Esa restricción ocurre en los márgenes de un círculo social, donde los trabajos de los poetas forman parte de un mundo indiferente, sin alcanzar a sedimentar la imbricación de cualquier concepto desprendido de un conjunto de versos. Lo que hacemos, por la simple necesidad de hacerlo, queda afuera de todo reconocimiento, lo complicado que resulta fijar en palabras la antelación de lo creado, ese paso previo -nunca publicable- que difícilmente encuentre un espejo donde podamos, brevemente, demostrar la posibilidad de su existencia orgánica -acaso bajo la forma de un cuerpo reptando hacia las ideas, o un recurso que el paso del tiempo termina mutando en otra sombra- tal vez algo que se confía entre los pliegos de una retirada, cuando ya no quedan cosas por discutir, cuando finalmente optamos por callar.
Ese espejo del otro que solo lee lo postergado sin una máscara, ese poema que nunca termina de nacer.
Alguna vez, acaso como ejercicio narrativo, tengamos que tensar un arco, arrojar una construcción y medir el tiempo que tarda en llegar esa espera o sentencia, y quizás sea posible, entre ambos puntos (escritura y corrección) establecer un sistema de relaciones de todo aquello que fue poblado y sesgado, ya sea insertando conceptos filosóficos, ya sea imbricando planos arborescentes.
Tal vez a eso, con debidas relecturas, se lo entienda como tener una voz en el poema, por más que pasemos del barroquismo al despojamiento de recursos, de lo deshabitado a procesos de condensación y conceptualización.
Los recorridos y las experiencias juntan cosas o ideas que refuerzan esa noción de la forma y el fondo.
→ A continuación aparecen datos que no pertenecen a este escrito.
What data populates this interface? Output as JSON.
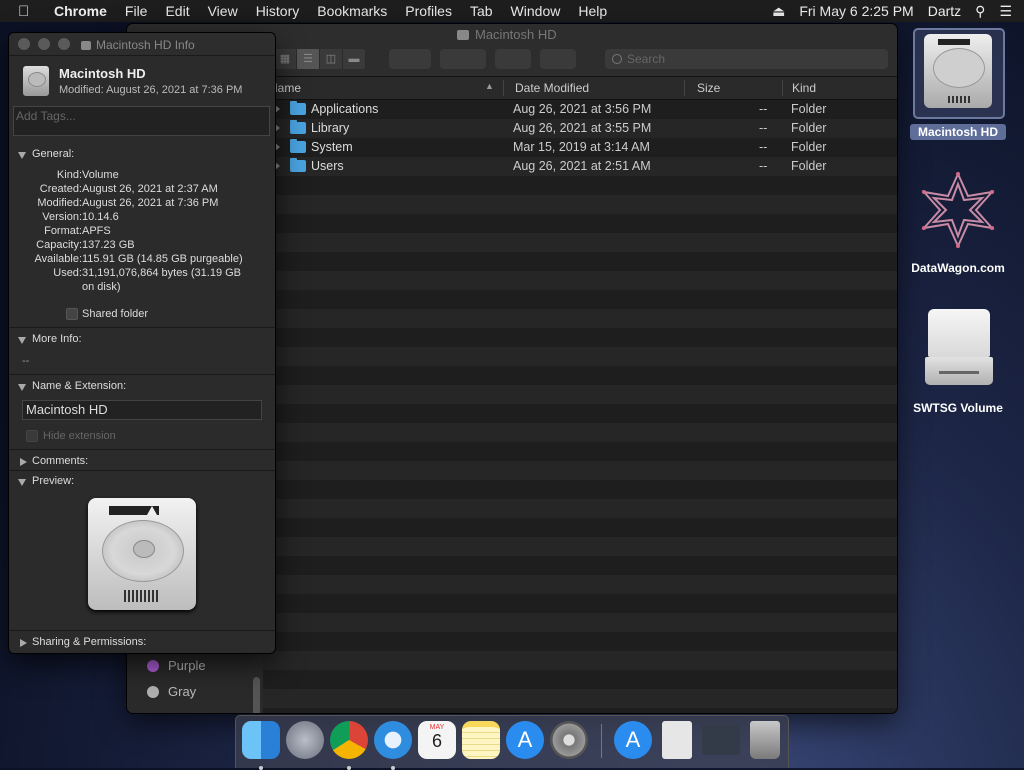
{
  "menubar": {
    "items": [
      "Chrome",
      "File",
      "Edit",
      "View",
      "History",
      "Bookmarks",
      "Profiles",
      "Tab",
      "Window",
      "Help"
    ],
    "clock": "Fri May 6  2:25 PM",
    "user": "Dartz"
  },
  "finder": {
    "title": "Macintosh HD",
    "search_placeholder": "Search",
    "columns": {
      "name": "Name",
      "date": "Date Modified",
      "size": "Size",
      "kind": "Kind"
    },
    "rows": [
      {
        "name": "Applications",
        "date": "Aug 26, 2021 at 3:56 PM",
        "size": "--",
        "kind": "Folder"
      },
      {
        "name": "Library",
        "date": "Aug 26, 2021 at 3:55 PM",
        "size": "--",
        "kind": "Folder"
      },
      {
        "name": "System",
        "date": "Mar 15, 2019 at 3:14 AM",
        "size": "--",
        "kind": "Folder"
      },
      {
        "name": "Users",
        "date": "Aug 26, 2021 at 2:51 AM",
        "size": "--",
        "kind": "Folder"
      }
    ],
    "tags": [
      {
        "label": "Purple",
        "color": "#b05ed8"
      },
      {
        "label": "Gray",
        "color": "#b0b0b0"
      }
    ]
  },
  "info": {
    "window_title": "Macintosh HD Info",
    "name": "Macintosh HD",
    "modified": "Modified: August 26, 2021 at 7:36 PM",
    "tags_placeholder": "Add Tags...",
    "general_label": "General:",
    "general": [
      {
        "k": "Kind:",
        "v": "Volume"
      },
      {
        "k": "Created:",
        "v": "August 26, 2021 at 2:37 AM"
      },
      {
        "k": "Modified:",
        "v": "August 26, 2021 at 7:36 PM"
      },
      {
        "k": "Version:",
        "v": "10.14.6"
      },
      {
        "k": "Format:",
        "v": "APFS"
      },
      {
        "k": "Capacity:",
        "v": "137.23 GB"
      },
      {
        "k": "Available:",
        "v": "115.91 GB (14.85 GB purgeable)"
      },
      {
        "k": "Used:",
        "v": "31,191,076,864 bytes (31.19 GB"
      }
    ],
    "used_cont": "on disk)",
    "shared_folder": "Shared folder",
    "more_info_label": "More Info:",
    "more_info_value": "--",
    "name_ext_label": "Name & Extension:",
    "name_field": "Macintosh HD",
    "hide_extension": "Hide extension",
    "comments_label": "Comments:",
    "preview_label": "Preview:",
    "sharing_label": "Sharing & Permissions:"
  },
  "desktop": {
    "icons": [
      {
        "label": "Macintosh HD"
      },
      {
        "label": "DataWagon.com"
      },
      {
        "label": "SWTSG Volume"
      }
    ]
  },
  "dock": {
    "apps": [
      {
        "name": "Finder",
        "color": "#3a8fe0"
      },
      {
        "name": "Launchpad",
        "color": "#8a8f9a"
      },
      {
        "name": "Chrome",
        "color": "#e04a3a"
      },
      {
        "name": "Safari",
        "color": "#2f8de0"
      },
      {
        "name": "Calendar",
        "color": "#f4f4f4",
        "month": "MAY",
        "day": "6"
      },
      {
        "name": "Notes",
        "color": "#f7d85a"
      },
      {
        "name": "App Store",
        "color": "#2b8cf0"
      },
      {
        "name": "System Preferences",
        "color": "#8b8b8b"
      },
      {
        "name": "App Store Downloads",
        "color": "#2b8cf0"
      },
      {
        "name": "Document",
        "color": "#e6e6e6"
      },
      {
        "name": "Screen",
        "color": "#333a48"
      },
      {
        "name": "Trash",
        "color": "#9a9a9a"
      }
    ]
  }
}
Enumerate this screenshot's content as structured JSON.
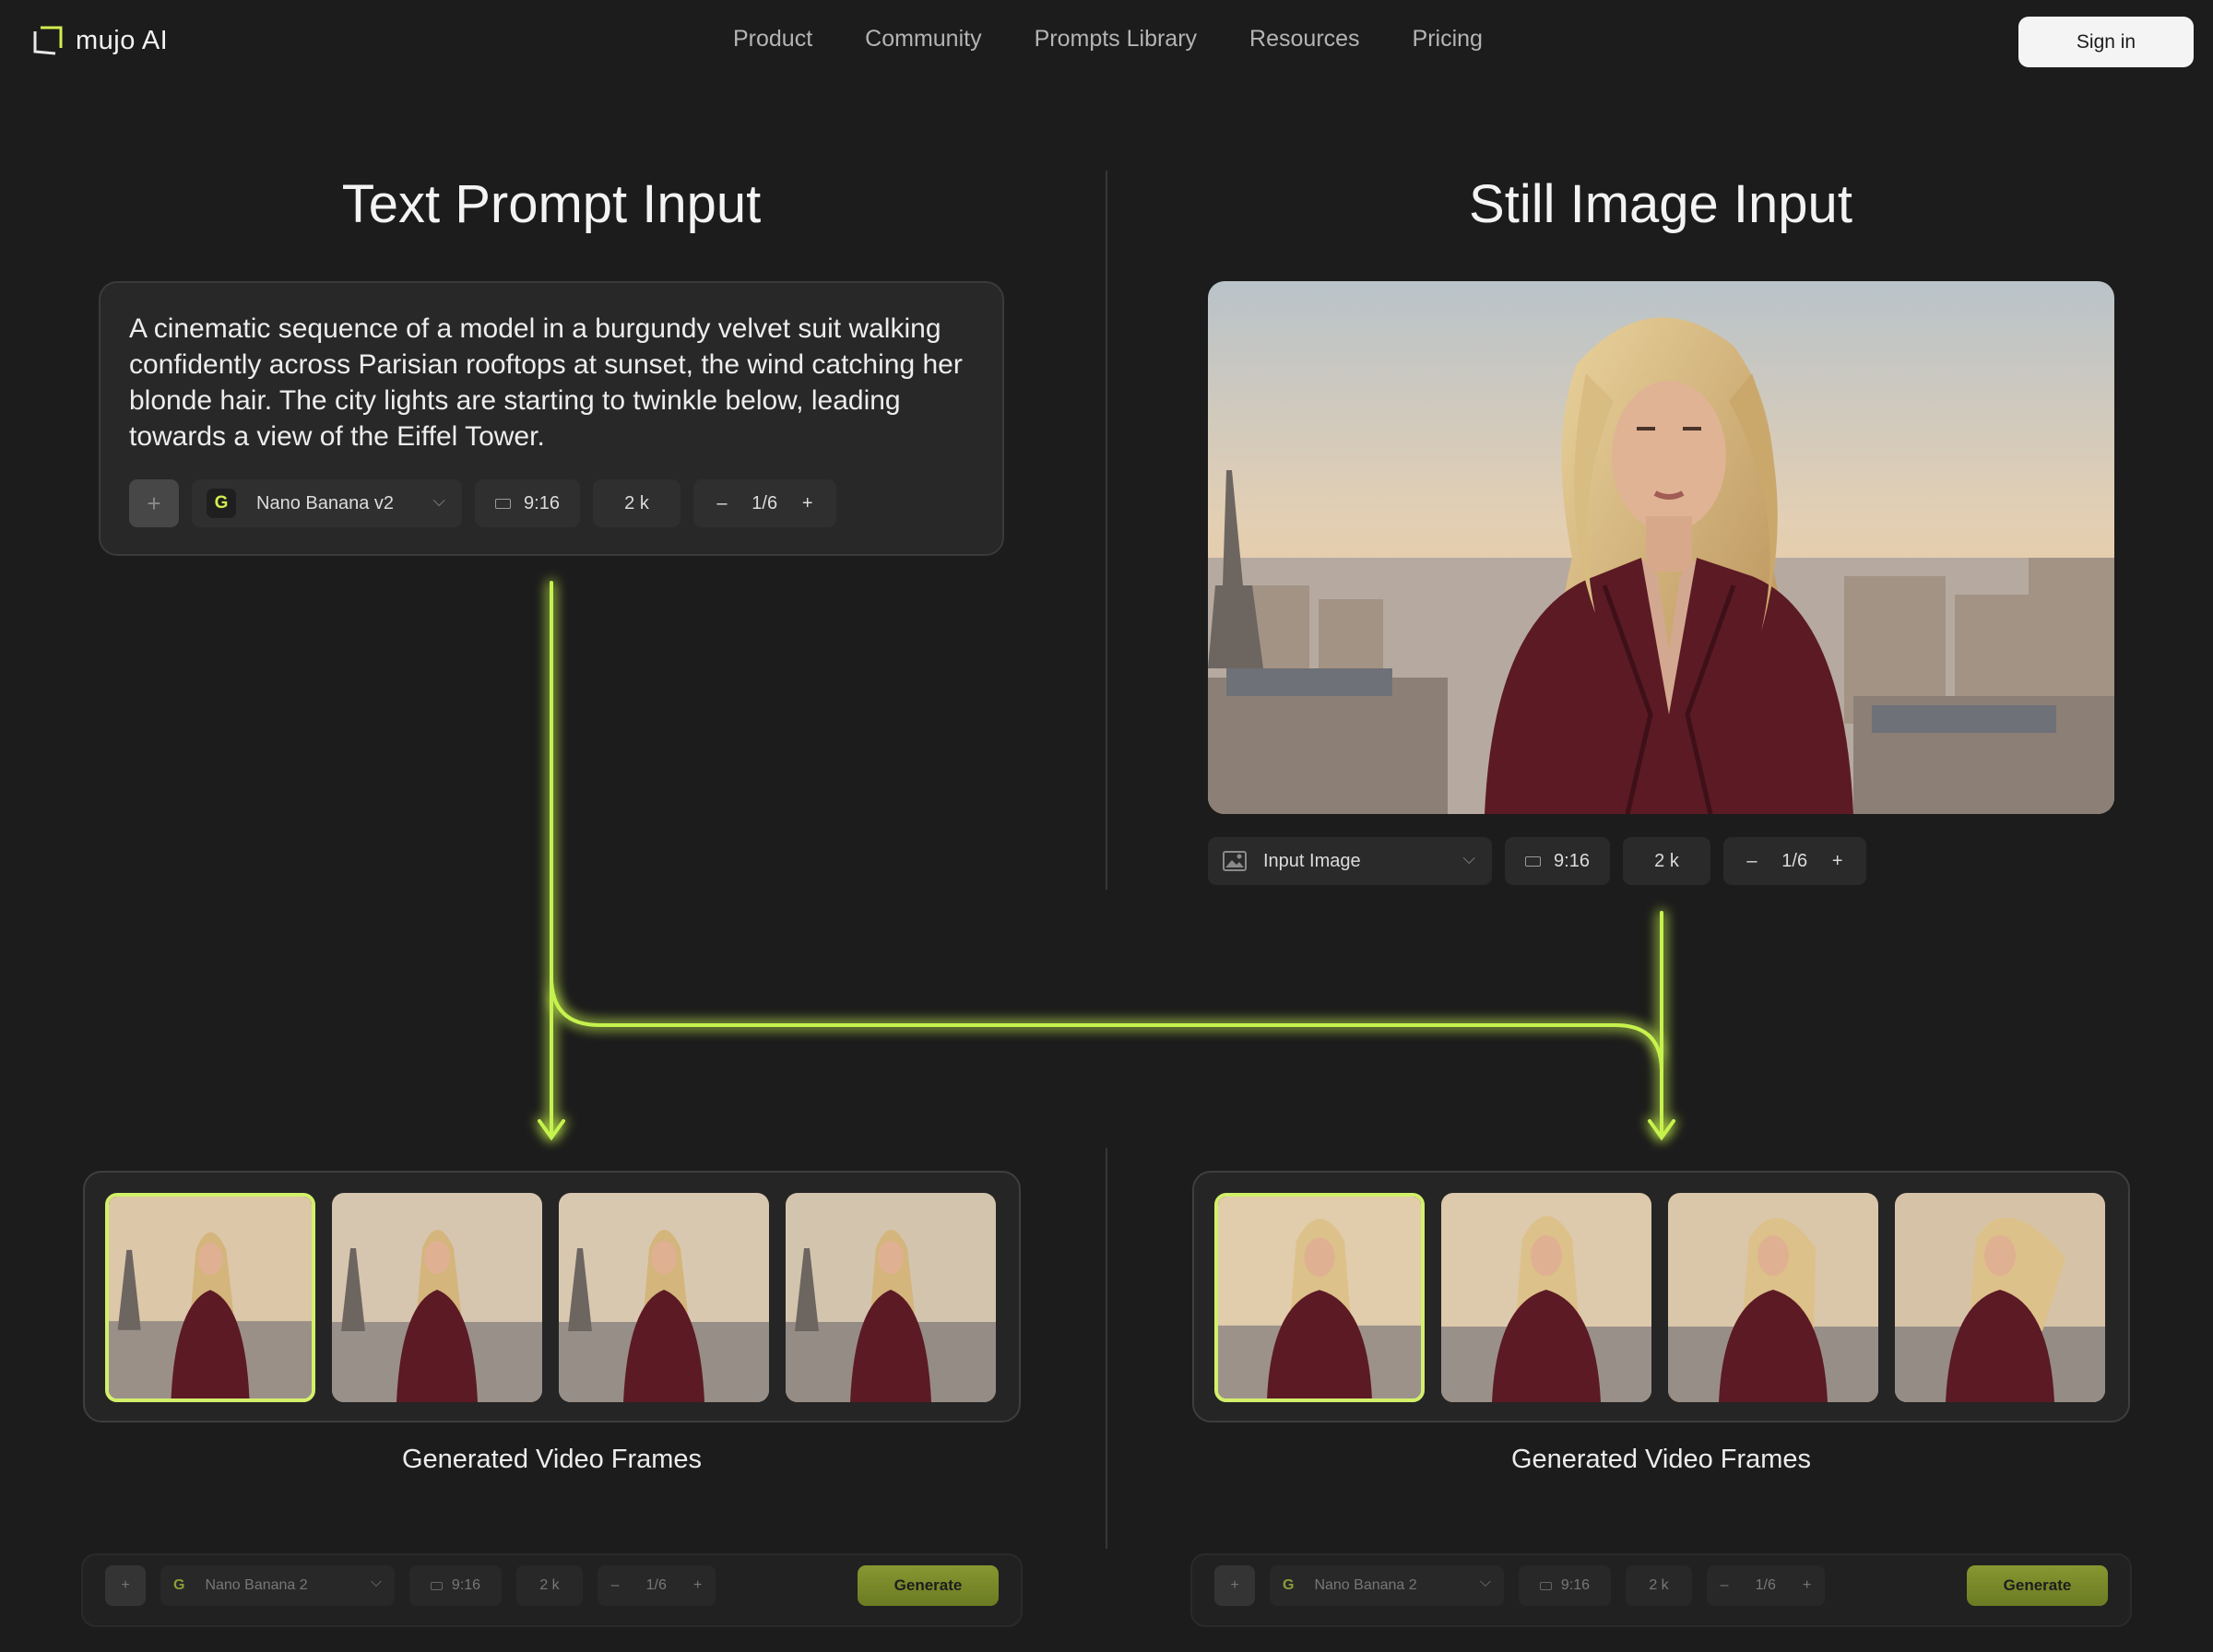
{
  "nav": {
    "brand": "mujo AI",
    "links": [
      "Product",
      "Community",
      "Prompts Library",
      "Resources",
      "Pricing"
    ],
    "signin": "Sign in"
  },
  "left": {
    "title": "Text Prompt Input",
    "prompt": "A cinematic sequence of a model in a burgundy velvet suit walking confidently across Parisian rooftops at sunset, the wind catching her blonde hair. The city lights are starting to twinkle below, leading towards a view of the Eiffel Tower.",
    "controls": {
      "plus": "+",
      "model_badge": "G",
      "model": "Nano Banana v2",
      "chevron": "⌵",
      "ratio": "9:16",
      "resolution": "2 k",
      "minus": "–",
      "count": "1/6",
      "add": "+"
    },
    "frames_label": "Generated Video Frames",
    "bottom": {
      "plus": "+",
      "badge": "G",
      "model": "Nano Banana 2",
      "chevron": "⌵",
      "ratio": "9:16",
      "resolution": "2 k",
      "minus": "–",
      "count": "1/6",
      "add": "+",
      "generate": "Generate"
    }
  },
  "right": {
    "title": "Still Image Input",
    "controls": {
      "input_label": "Input Image",
      "chevron": "⌵",
      "ratio": "9:16",
      "resolution": "2 k",
      "minus": "–",
      "count": "1/6",
      "add": "+"
    },
    "frames_label": "Generated Video Frames",
    "bottom": {
      "plus": "+",
      "badge": "G",
      "model": "Nano Banana 2",
      "chevron": "⌵",
      "ratio": "9:16",
      "resolution": "2 k",
      "minus": "–",
      "count": "1/6",
      "add": "+",
      "generate": "Generate"
    }
  },
  "colors": {
    "accent": "#c6f24e",
    "background": "#1c1c1c",
    "card": "#282828",
    "generate": "#8ea12a",
    "suit": "#5c1a24"
  },
  "icons": [
    "logo-icon",
    "chevron-down-icon",
    "aspect-ratio-icon",
    "image-icon",
    "plus-icon",
    "minus-icon",
    "arrow-down-icon"
  ]
}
Explican, sin alusiones, los colores de todos los atardeceres, las sombras de todos los árboles.
En ese declive de una sola línea -un trazo tembloroso- ubiqué la nube oscura de mi poema, donde aún sigo sin entender el por qué ni las consecuencias, donde no ubico el verbo tal como corresponde. Esa nube cubre el exacto momento de mi pequeña y breve tempestad, a la que llego luego de un día esquivo, juntando sombras, preguntándome si el tiempo me tendrá reservado algún cuestionamiento.
El dibujo que no es, alcanza para dirimir el interrogante que nunca llego a interpelar. Debería saberlo, que los años amontonan postergaciones, que ya no soy aquel adolescente, que las cuentas siguen sin saldar.
La nube de mi poema ahora tiene contornos de color anaranjado, y un brillo intenso blanquísimo detrás, como si supiera donde termina el atardecer, como si tuviera una respuesta al final del verso.